The Stone Witch Looks for the Fountain of Youth in a Storybook
Dan Lauria stars in Shem Bitterman's play of childhood fantasy at the Westside Theatre.
Never meet your heroes. Abiding that piece of advice has spared many from a world of disappointment, for the figures that loom large in your mind never seem quite as big from up close. Shem Bitterman's The Stone Witch, which opened on March 25 at the Westside Theatre, builds a tale around that premise with a story of a promising young children's author who is sent to the woods to coax a new book out of his long-silent idol. Like most brilliant artists, our veteran author lives in a world that straddles reality and fantasy (rendered with both craft and whimsy by projection designer Brad Peterson, as well as Yael Pardess, who contributes scenic and projection art design that conjures memories of late nights with Maurice Sendak and Lewis Carroll). This binary world is both The Stone Witch's greatest asset and its greatest obstacle.
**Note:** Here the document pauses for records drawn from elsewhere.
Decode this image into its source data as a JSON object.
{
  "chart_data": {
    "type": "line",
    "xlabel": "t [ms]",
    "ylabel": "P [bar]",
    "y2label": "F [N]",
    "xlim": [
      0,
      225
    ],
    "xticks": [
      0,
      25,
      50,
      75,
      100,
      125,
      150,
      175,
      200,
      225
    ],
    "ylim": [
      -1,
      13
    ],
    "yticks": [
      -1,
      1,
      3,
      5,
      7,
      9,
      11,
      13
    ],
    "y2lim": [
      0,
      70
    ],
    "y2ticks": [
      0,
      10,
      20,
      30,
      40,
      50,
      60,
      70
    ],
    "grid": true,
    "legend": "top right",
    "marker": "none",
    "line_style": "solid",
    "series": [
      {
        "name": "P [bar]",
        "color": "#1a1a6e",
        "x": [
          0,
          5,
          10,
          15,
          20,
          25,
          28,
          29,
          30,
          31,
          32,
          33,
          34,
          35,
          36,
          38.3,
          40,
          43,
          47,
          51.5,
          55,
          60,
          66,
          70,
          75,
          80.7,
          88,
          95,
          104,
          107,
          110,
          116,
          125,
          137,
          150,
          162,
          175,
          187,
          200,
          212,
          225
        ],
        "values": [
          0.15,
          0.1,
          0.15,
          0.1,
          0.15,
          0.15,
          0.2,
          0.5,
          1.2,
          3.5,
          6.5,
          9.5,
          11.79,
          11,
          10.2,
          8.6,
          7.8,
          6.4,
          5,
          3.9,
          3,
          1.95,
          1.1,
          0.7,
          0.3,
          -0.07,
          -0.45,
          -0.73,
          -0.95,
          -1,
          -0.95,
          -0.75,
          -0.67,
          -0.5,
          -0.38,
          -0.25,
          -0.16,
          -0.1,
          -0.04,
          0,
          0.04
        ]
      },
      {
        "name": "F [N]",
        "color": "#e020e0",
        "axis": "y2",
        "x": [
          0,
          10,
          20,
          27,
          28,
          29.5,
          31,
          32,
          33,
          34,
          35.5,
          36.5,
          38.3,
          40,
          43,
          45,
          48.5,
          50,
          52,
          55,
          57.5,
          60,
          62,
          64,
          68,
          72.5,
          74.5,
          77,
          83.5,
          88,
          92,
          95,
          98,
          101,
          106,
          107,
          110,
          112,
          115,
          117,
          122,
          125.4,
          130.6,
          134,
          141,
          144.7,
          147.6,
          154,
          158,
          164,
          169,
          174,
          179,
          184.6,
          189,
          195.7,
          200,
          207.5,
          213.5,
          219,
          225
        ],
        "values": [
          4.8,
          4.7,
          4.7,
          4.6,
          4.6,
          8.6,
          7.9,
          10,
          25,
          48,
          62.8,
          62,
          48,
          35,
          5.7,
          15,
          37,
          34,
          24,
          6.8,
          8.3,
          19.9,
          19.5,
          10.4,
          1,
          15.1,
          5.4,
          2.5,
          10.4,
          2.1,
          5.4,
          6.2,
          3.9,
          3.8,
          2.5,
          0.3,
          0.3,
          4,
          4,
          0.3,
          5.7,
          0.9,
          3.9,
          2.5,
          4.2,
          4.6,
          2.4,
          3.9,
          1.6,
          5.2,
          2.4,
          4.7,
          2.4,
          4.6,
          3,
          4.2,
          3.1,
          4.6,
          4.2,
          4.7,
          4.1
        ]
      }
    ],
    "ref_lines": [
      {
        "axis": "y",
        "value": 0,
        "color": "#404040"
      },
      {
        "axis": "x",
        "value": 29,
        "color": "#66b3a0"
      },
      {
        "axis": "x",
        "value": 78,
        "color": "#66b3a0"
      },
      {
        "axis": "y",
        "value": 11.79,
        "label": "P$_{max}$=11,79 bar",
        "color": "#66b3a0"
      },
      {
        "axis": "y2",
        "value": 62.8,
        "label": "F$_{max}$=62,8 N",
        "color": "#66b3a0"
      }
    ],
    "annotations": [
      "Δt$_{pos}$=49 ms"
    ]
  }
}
It heightens a relatively mundane story to a level of theatricality, but Bitterman and his director, Steve Zuckerman, don't yet seem to know how to make these two realms theatrically communicate.
Anchoring us in reality is editor Clair Forlorni (not to be confused with Claire Forlani), played by Carolyn McCormick, who does the most she can with her business-shark-in-heels cliché (though she looks fabulous in costume designer Mimi Maxmen's ensembles). Clair has been waiting 12 years to rake in the profits from a new Simon Grindberg masterpiece and has found fresh blood to take up the task. She's recruited a nervous young writer named Peter Chandler (Rupak Ginn), who, despite his talent, has been stuck at his day job for eight years, writing and illustrating only in his meager spare time. Perhaps if he "collaborates" with Simon (who happens to be Peter's greatest artistic inspiration), he can get the old geezer's creative juices flowing again while also earning $10K and paving the way for his own independent career. It's a win for everyone involved.
Of course, these situations are never that simple. Simon (Dan Lauria), as described by Clair, is "a little unusual." Peter quickly finds that "unusual" translates to combative, callous, and cruel — particularly when, upon their first meeting, Simon steals the title of Peter's passion project: The Stone Witch. When Simon is not being actively vindictive, he's lost in a world of his own, allowing little time for work and making the whole endeavor feel like an exercise in futility.
Lauria's performance is the highlight of the production. He walks and talks like a lumbering storybook creature, throwing out mysterious aphorisms, contradicting himself in calculated ways, and zooming off into lands of imagination that we can't see, but are ultimately real to him. The problem, however, is that the play languishes in its depiction of this eccentric genius, only reiterating the same quirks and speeding through the explanations of them. He describes family traumas endured during World War II, which sheds light on his lifelong passion for escaping into fantasy, but the anecdotes don't figure into any other part of the plot. It also remains unclear just how much Simon's fantasies — which include the specter of a young girl named Bella and illusions of an evil Stone Witch — are the work of his overactive creative mind or the delusions of an aging man. This battle with his own imagination is waged simultaneously with his battle against obsolescence — two conflicts that never enhance nor clarify one another.
Peter, whose work now rivals Simon's, is the salt in the wound of his growing irrelevance. Ginn lends his up-and-comer of a character a youthful exuberance that would make any industry veteran cringe, but he doesn't have much beyond that in the way of agency. He either reacts to Simon's emotional whims or to Clair's professional propositions. The Stone Witch spends nearly all of its 90 minutes examining the developing relationship between two individuals who are holed up in a remote cabin for days on end. To put a magnifying glass to just one of them is a missed opportunity.
Simon affectionately calls his young protégé "Peter Peter," but there's more Pan than Pumpkin Eater in both of these men. The theme of eternal youth, and the benefits and handicaps that brings, is full of dramatic possibilities. Perhaps Bitterman just needs to declutter his own imagination before he can delve into someone else's.